ヤンデレ王子様の甘くて重い歪んだ溺愛。
「心。驚かせてごめんなさい。色々とあって、今日だけ帰ってきたの。」

「う、ん……」


色々あって……?その色々は、なぁに……?


「ずっと心には話していなかったのだけれど、あなたには、婚約者がいるの」


……婚約、者……?


「な、なに言ってるのお母さん……!?」


婚約者いるって、なにそれ……!?


「けど、それは正式なものではないわ」


横からそう言った、さくくんのお母さん。
美雪さんだ。


「ど、どういうこと、ですか……?」


っていうか……この流れじゃ、まるで私とさくくんが婚約者、みたい……。


「……咲人と心ちゃんは正式には婚約をしていなくて、いまからするところ、なの」

「いまから……?」


私にはなにも聞かされていなくて、自分の意志も聞いてもらえなかったのに……?


「ね、ねぇさくくん、どういうことなの……?」

「どういうこと?心、忘れちゃったの?小さい頃に結婚しようって、約束したじゃん」


小さい頃に……?


『心、僕は心のこと、すっごく愛してる。

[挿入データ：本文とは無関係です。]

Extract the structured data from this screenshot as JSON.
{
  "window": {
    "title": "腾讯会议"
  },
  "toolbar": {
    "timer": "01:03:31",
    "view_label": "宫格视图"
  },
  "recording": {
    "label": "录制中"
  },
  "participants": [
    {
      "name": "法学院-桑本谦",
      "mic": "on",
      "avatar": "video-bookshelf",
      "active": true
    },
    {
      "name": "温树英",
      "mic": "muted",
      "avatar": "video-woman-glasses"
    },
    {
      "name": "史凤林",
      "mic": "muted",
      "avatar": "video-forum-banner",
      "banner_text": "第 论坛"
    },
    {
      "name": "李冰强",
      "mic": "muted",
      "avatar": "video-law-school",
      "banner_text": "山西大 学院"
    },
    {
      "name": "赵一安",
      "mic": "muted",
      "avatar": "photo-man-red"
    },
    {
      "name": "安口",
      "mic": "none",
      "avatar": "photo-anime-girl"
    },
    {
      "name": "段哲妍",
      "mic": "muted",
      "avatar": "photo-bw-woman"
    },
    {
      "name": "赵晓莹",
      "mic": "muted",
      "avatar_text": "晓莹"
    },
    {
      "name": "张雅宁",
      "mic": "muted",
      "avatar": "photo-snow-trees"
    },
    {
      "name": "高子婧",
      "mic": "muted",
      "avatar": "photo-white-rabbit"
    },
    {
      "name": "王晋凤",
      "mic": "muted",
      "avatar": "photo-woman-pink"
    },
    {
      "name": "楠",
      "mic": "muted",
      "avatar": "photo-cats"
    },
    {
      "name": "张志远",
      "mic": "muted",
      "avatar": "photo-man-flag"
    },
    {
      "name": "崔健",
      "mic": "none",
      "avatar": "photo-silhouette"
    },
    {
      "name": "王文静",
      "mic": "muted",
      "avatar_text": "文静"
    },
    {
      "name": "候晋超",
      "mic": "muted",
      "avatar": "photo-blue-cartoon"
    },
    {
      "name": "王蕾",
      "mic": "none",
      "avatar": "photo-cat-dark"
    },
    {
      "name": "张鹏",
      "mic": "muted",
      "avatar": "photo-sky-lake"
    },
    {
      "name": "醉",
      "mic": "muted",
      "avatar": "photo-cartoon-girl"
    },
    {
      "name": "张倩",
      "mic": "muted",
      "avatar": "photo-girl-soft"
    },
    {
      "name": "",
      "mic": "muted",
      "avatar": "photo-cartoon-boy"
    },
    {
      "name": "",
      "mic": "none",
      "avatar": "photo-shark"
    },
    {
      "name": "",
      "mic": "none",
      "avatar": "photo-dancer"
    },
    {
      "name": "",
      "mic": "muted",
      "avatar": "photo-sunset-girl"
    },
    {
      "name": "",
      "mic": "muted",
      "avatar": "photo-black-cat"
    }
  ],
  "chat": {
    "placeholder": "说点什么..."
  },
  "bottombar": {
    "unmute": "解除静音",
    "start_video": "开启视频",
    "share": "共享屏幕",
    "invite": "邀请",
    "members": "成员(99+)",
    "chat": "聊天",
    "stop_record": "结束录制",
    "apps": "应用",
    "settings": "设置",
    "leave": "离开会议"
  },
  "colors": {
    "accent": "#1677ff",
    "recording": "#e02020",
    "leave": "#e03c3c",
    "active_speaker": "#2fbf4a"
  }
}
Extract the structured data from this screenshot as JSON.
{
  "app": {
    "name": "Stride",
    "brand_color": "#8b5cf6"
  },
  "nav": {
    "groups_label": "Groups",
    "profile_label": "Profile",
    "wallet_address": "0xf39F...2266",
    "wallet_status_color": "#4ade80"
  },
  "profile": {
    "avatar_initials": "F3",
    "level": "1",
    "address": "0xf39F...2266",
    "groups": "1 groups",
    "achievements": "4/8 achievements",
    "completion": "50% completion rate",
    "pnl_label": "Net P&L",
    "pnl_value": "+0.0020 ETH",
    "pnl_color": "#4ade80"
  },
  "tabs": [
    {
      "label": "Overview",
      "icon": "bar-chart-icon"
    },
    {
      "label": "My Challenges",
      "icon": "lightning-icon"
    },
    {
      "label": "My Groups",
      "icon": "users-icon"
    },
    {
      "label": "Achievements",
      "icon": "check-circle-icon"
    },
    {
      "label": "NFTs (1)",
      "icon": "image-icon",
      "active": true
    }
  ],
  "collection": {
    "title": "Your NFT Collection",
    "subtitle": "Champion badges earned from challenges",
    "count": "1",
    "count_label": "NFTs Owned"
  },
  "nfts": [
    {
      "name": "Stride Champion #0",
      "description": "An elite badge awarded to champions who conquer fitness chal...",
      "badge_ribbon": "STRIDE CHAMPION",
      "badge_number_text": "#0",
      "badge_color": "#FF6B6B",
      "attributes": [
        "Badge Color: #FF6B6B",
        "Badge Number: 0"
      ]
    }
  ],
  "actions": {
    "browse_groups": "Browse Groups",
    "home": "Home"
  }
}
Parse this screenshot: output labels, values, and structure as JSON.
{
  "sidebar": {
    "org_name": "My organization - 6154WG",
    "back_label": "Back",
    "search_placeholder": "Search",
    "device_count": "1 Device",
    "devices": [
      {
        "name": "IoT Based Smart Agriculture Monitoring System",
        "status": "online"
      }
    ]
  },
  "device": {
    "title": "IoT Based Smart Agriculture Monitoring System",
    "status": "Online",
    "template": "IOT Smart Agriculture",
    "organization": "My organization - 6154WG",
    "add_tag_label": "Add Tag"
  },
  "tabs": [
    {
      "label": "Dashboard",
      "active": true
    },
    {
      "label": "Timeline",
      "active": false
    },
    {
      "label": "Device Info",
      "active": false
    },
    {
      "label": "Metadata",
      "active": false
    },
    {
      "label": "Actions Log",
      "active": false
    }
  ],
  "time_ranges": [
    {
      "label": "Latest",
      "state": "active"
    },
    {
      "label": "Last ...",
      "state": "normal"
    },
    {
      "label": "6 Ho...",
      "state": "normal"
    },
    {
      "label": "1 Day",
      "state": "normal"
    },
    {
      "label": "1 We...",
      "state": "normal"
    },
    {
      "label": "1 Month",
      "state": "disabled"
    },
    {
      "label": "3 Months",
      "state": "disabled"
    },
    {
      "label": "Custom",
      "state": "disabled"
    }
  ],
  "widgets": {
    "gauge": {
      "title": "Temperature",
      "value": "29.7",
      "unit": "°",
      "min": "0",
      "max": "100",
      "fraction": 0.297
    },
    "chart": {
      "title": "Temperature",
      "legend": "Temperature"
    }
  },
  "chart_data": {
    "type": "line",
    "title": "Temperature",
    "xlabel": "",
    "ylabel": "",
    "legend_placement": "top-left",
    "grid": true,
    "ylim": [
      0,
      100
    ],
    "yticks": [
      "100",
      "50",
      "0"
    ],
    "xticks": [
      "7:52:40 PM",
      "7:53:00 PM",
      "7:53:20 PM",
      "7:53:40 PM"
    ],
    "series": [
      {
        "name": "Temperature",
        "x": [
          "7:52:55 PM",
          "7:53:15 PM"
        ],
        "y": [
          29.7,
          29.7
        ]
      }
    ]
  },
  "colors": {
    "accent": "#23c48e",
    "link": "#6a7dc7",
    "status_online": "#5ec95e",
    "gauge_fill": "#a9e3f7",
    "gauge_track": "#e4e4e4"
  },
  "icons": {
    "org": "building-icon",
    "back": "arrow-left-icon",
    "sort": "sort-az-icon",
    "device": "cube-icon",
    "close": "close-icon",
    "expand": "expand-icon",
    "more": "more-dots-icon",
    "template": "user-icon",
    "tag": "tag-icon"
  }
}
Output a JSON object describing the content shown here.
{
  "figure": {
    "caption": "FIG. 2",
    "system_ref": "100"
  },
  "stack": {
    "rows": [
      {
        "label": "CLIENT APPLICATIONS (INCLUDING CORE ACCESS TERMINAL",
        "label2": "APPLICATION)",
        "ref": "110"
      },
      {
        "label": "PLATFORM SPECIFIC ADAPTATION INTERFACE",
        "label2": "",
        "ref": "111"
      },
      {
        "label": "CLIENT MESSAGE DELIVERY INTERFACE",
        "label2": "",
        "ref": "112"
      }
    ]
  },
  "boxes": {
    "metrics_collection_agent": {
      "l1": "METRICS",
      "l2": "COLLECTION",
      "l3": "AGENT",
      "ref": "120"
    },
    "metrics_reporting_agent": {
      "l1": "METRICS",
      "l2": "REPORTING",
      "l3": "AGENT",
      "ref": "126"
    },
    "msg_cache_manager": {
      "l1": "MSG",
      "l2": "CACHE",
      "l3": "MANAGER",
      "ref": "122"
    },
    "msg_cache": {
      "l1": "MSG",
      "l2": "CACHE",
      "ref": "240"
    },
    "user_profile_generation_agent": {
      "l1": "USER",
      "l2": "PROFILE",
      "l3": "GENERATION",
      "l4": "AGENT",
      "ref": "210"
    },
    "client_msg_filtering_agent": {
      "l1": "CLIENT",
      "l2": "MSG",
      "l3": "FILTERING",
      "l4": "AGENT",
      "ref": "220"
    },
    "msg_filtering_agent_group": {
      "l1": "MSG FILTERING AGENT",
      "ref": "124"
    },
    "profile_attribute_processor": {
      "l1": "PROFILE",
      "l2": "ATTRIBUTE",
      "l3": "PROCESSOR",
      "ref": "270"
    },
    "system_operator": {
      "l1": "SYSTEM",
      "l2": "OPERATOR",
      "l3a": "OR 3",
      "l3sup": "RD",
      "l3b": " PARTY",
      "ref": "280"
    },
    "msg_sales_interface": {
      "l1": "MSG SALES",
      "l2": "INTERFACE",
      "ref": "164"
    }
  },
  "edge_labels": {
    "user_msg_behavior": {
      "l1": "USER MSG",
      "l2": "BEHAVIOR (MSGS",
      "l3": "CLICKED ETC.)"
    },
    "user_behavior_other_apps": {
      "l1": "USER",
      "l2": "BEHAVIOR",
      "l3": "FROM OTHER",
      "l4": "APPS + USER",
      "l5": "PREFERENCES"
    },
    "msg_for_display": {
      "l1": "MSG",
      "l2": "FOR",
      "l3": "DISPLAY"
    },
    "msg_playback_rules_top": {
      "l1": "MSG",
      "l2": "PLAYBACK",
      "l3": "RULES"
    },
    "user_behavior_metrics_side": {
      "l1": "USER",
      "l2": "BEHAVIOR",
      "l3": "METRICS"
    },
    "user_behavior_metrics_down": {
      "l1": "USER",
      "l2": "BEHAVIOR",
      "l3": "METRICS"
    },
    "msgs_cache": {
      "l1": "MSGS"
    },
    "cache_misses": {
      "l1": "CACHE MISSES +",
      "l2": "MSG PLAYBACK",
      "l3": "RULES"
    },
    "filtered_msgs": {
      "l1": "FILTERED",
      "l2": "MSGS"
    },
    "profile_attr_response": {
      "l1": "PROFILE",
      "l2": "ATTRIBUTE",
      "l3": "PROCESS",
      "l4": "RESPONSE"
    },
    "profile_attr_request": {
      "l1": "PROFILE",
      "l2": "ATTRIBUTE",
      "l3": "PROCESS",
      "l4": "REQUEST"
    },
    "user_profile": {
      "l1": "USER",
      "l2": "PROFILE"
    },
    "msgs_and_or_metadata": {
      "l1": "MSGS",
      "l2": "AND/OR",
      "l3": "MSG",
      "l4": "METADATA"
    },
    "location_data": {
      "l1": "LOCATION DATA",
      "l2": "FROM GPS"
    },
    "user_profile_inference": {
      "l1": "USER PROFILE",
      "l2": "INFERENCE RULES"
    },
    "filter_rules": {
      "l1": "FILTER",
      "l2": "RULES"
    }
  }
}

だから、結婚してくれる?』

『うん!私もさくくんのこと、だーいすき!』


そんな記憶が蘇った気がした。


……でも、それは小さい時のことで。


「……まさか、それを無効化しようとなんて考えてないよね?心は僕のこと、嫌いなの?」

「ち、ちがうけど……婚約は別だよ……!!」


さくくんだって、そんなのきっと不本意だろうし……。
「あ、あの!」


ガタッと物音を立て、立ち上がる。


落ち着け、私……。


「想いがないのに、婚約なんて嫌、です……!!」


そもそも、御曹司のさくくんが私と結婚して利があるはずがない。


いくら好きだからとはいえ、婚約はちょっとちがう気がする。


「……心は、僕のこと嫌いなの?」

「き、嫌いじゃないよ!むしろ、大好きだよ!けど……」


やっぱり、理由もわからずに婚約なんて、嫌、だ……。


……もしも、さくくんが私のことを想っててくれて、婚約まで至っているのであればまた話は別かもしれない。


けど、きっとそんな夢見たいなことはないんだろう。


さくくんにとって、私は妹みたいなものだと思うから。